This Week in HTML 5 – Episode 34
In last week's episode, I mentioned that the HTML 5 specification now includes a media registration for text/html
. Ian Hickson explains why HTML 5 re-registers text/html
: "The main thing that needs updating is the removal of the permission for sending syntactic profiles of XML as text/html. In addition, the encoding considerations, fragment identifier definition, and the text about recognising HTML documents are somewhat out of date and can be significantly improved by referencing HTML5 now."
This addition has not been without controversy. For example, Julian Reschke believes that "RFC 2854 applies to all HTML vocabularies (and references them), while HTML5 just describes the 'current' language." [ensuing discussion] I personally disagree that HTML 5 needs to define all elements and attributes of previous HTML versions in order to "earn" the right the re-register text/html
, but it is true that HTML 5 does not do so. Or didn't, before r3683 added a definition of the <meta scheme>
attribute and a definition for the <head profile>
attribute. So there's that.
In other news:
- r3685:
drawImage()
andcreatePattern()
(methods of a<canvas>
element's drawing context) no longer throw an exception if the image isn't ready. Instead, they returnnull
. [Simon Pieters: drawImage() shouldn't throw INVALID_STATE_ERR] - r3726: Add support for
aria-level
for headings. An HTML document is an outline, as defined by its sections and headers. ARIA allows the browser to expose this outline to assistive technologies. This revision ensures that the current heading level in the outline is also exposed. [Steven Faulkner: Re: question about ARIA in HTML 5 spec text - implied use on elements not listed, although the final solution is more complicated than that because of how headers interact with nested sections] - r3679 removes the normative reference to Unicode Technical Standard 22, which defines the method for comparing names of character encodings. If you thought character encoding itself was complicated, just wait until you try to implement character encoding aliases!
- r3717 adds another "willful violation" to HTML 5, this time of RFC 5322, which "defines a syntax for e-mail addresses that is simultaneously too strict (before the '@' character), too vague (after the '@' character), and too lax (allowing comments, white space characters, and quoted strings in manners unfamiliar to most users) to be of practical use here." [TAMURA Kent: type=email validation is too loose for practical applications]
- r3725 changes the Web Sockets API to use ports 80 (for normal traffic) and 443 (for encrypted traffic), based on a recommendation from the IANA. It had previously specified ports 81 and 815.

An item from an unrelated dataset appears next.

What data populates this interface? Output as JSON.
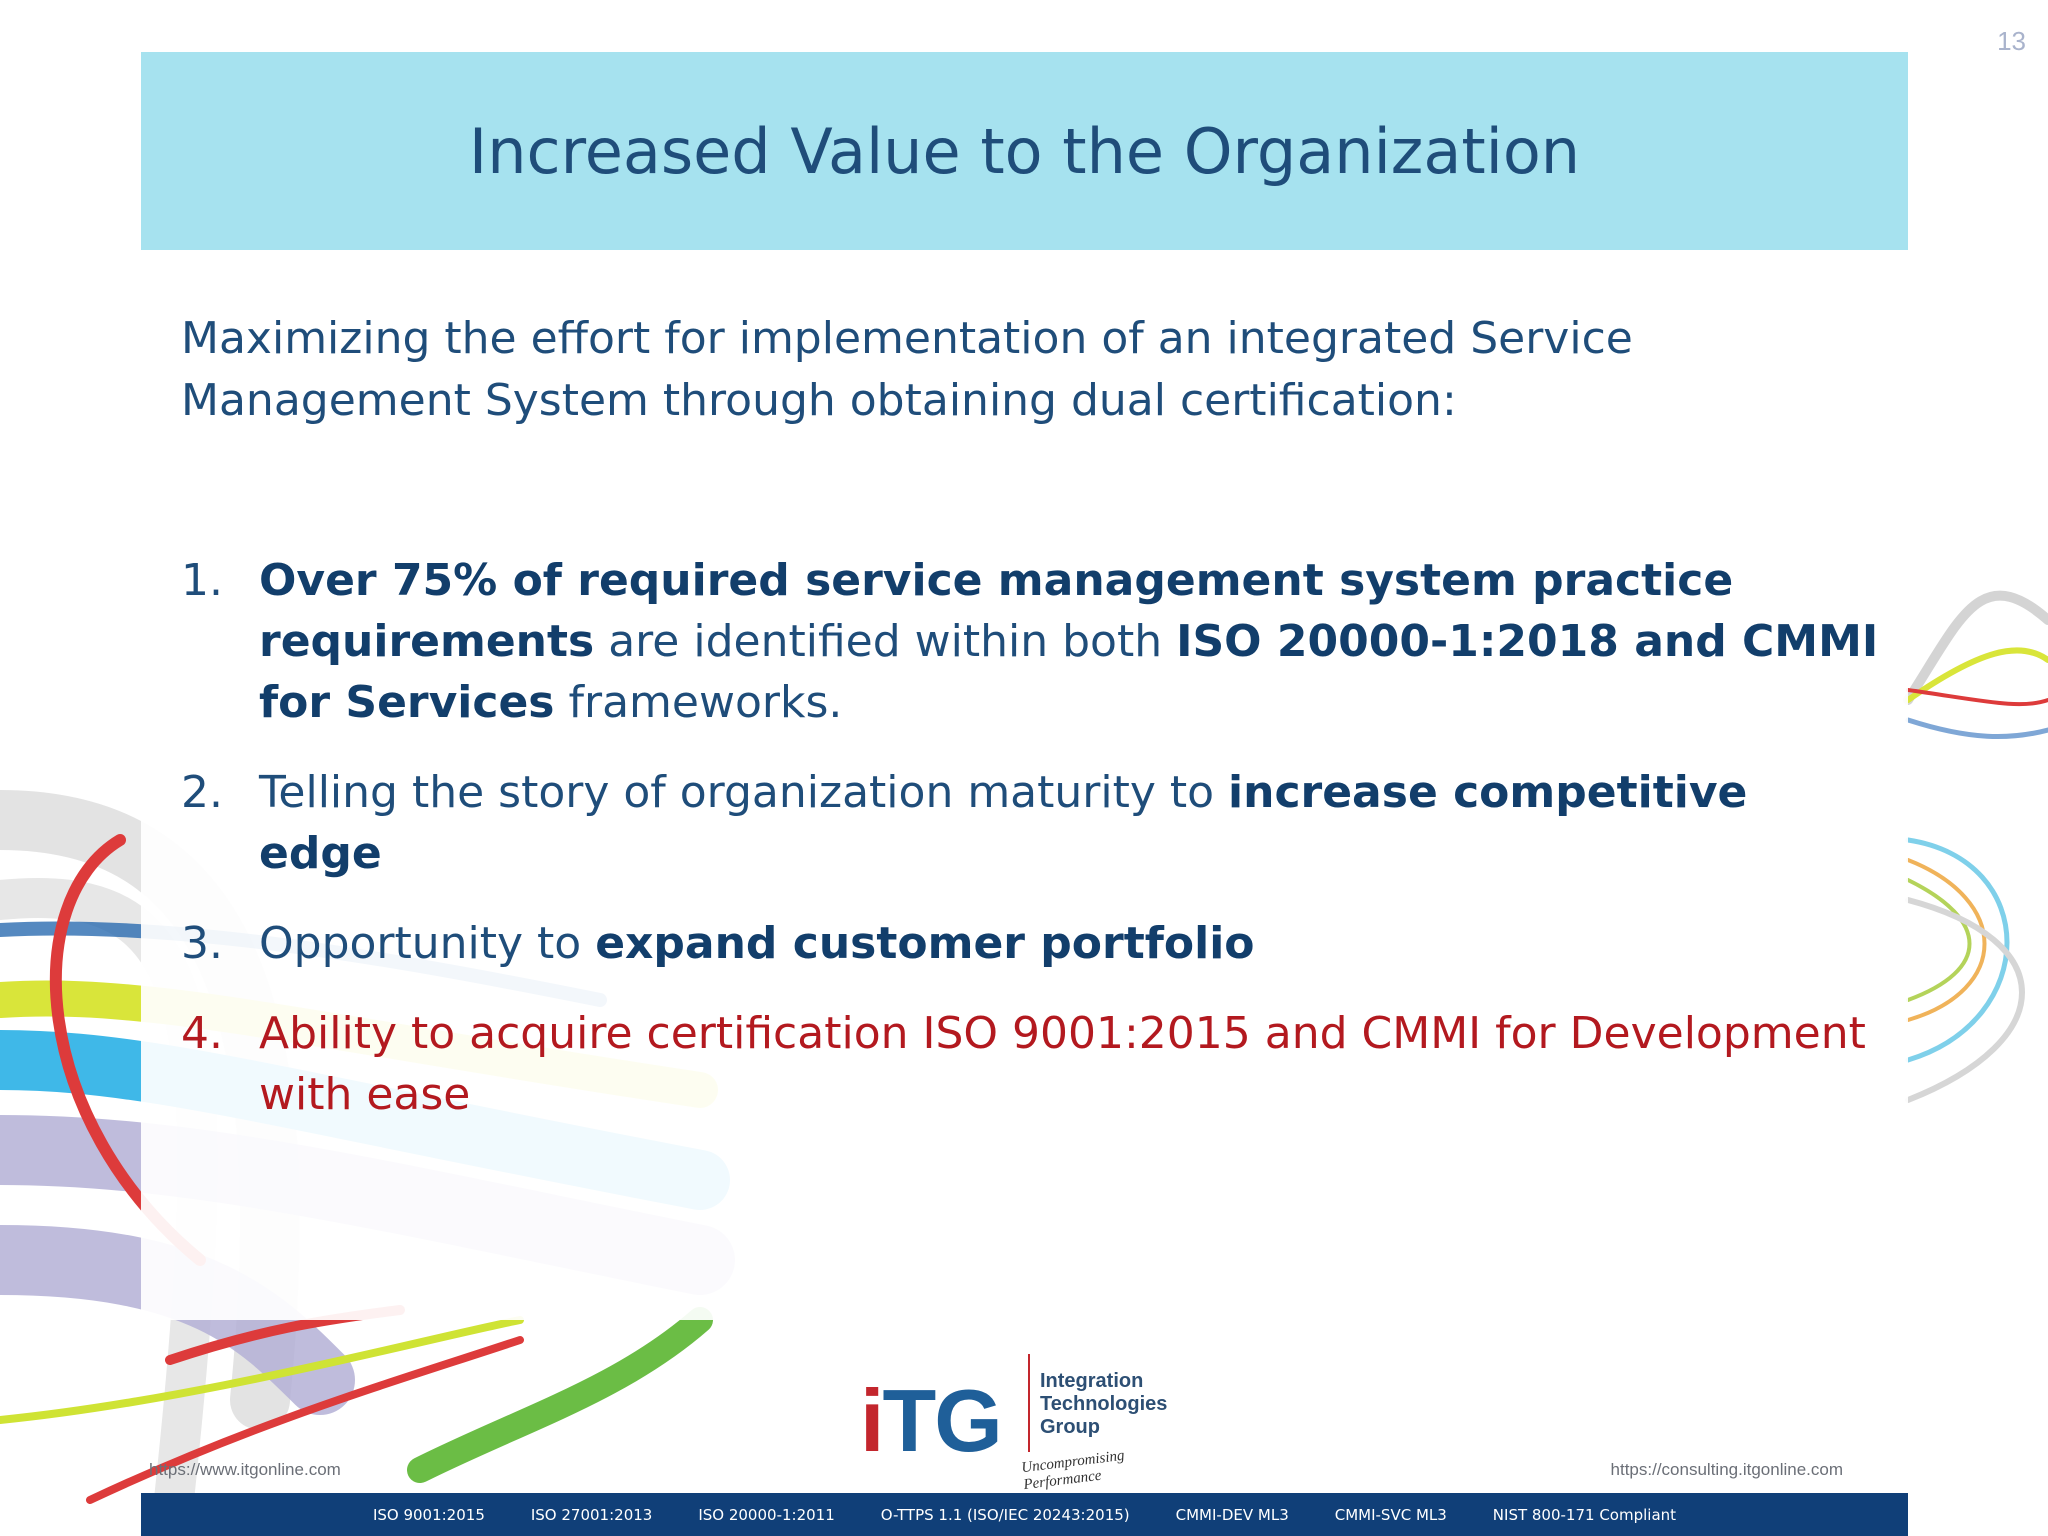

Interesting discussion of the week: Web Storage: apparent contradiction in spec. At issue is how much freedom browsers should have to manage their client-side state, including cookies, local databases, and local storage. On one side is Linus Upson, project manager of Google Chrome: "It is important that all local state be treated as a cache. User agents need to be free to garbage collect any local state. If they can't then attackers (or the merely lazy) will be able to fill up the user's disk." On the other side is Brady Eidson of Apple: "One key advantage of LocalStorage and Databases over cookies is that they *do* have a predictable, persistent lifetime, and the browser is *not* allowed to prune them at will. ... [O]nce the data is stored, it should be considered user data - as 'sacred' as a user's file on the file system." Linus responds: "If the spec requires UAs to maintain local storage as 'precious' it will be the first such feature in HTML 5. Everything else in the spec is treated as volatile." It goes on like that for a while. Schuyler Duveen presents some use cases. Boris Zbarsky (Mozilla) thinks it's a matter of trust. The entire thread highlights the multiple trains of thought for what local storage is for, what it means, and how it should be treated.